I soggetti che hanno presentato la comunicazione per l’accesso al bonus pubblicità per l’anno 2020, devono confermare la “prenotazione” inoltrando la dichiarazione sostitutiva entro l’8 febbraio 2021.

 

I soggetti interessati all’adempimento sono i contribuenti che hanno presentato all’Agenzia la “comunicazione per l’accesso al credito d’imposta”, entro il 30 settembre dello scorso anno, e hanno indicato i dati degli investimenti già effettuati alla stessa data e ancora da effettuare nel corso del 2020.

 

Per l’anno 2020 il credito d’imposta sugli investimenti pubblicitari è concesso, alle imprese, ai lavoratori autonomi e agli enti non commerciali che hanno effettuato investimenti in campagne pubblicitarie, nella misura unica del 50% del valore degli investimenti effettuati entro il limite massimo di 85 milioni di euro, che costituisce tetto di spesa, di cui 50 milioni di euro per gli investimenti pubblicitari effettuati sui giornali quotidiani e periodici, anche online, e 35 milioni di euro per quelli effettuati sulle emittenti televisive e radiofoniche locali e nazionali, analogiche o digitali, non partecipate dallo Stato. Sono escluse dal credito d’imposta le spese sostenute per l’acquisto di spazi nell’ambito della programmazione o dei palinsesti editoriali per pubblicizzare o promuovere televendite di beni e servizi di qualunque tipologia nonché quelle per la trasmissione o per l’acquisto di spot radio e televisivi di inserzioni o spazi promozionali relativi a servizi di pronostici, giochi o scommesse con vincite di denaro, di messaggeria vocale o chat-line con servizi a sovraprezzo.
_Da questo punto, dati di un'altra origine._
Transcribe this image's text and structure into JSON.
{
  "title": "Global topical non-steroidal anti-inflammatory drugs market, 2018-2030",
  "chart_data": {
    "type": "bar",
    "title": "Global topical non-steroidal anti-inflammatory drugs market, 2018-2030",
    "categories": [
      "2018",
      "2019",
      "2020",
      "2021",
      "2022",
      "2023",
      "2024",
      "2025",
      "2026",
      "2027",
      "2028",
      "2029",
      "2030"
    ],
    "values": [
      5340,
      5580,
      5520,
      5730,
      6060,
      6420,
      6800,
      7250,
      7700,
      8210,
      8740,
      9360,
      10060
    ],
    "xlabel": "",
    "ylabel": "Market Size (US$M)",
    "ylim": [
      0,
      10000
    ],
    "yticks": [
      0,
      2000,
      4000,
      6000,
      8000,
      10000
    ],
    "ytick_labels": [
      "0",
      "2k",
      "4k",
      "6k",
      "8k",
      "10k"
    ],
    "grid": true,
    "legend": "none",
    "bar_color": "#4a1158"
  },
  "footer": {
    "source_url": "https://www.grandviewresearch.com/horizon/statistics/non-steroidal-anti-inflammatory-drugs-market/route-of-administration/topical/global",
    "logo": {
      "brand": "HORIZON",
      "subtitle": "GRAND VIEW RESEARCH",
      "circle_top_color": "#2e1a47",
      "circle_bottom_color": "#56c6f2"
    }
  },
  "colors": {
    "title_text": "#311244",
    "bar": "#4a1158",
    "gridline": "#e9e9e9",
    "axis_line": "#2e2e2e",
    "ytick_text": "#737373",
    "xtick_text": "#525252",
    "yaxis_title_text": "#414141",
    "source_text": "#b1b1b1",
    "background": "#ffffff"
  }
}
Le spese per l’acquisto di pubblicità sono ammissibili al netto delle spese accessorie, dei costi di intermediazione e di ogni altra spesa diversa dall’acquisto dello spazio pubblicitario, anche se ad esso funzionale o connessa. Le spese si considerano sostenute secondo quanto previsto dall’articolo 109 del Tuir; pertanto, trattandosi di prestazioni di servizi, i corrispettivi delle prestazioni pubblicitarie si considerano conseguiti, e le spese di acquisizione degli stessi sostenute, alla data in cui le prestazioni sono ultimate. I costi devono risultare da attestazione prodotta dai soggetti legittimati a rilasciare il visto di conformità ovvero dai soggetti che esercitano la revisione legale dei conti. I beneficiari del bonus dovranno conservare la documentazione a sostegno della domanda. Nel caso il credito d’imposta richiesto sia superiore a euro 150.000, si applica il meccanismo delle white list.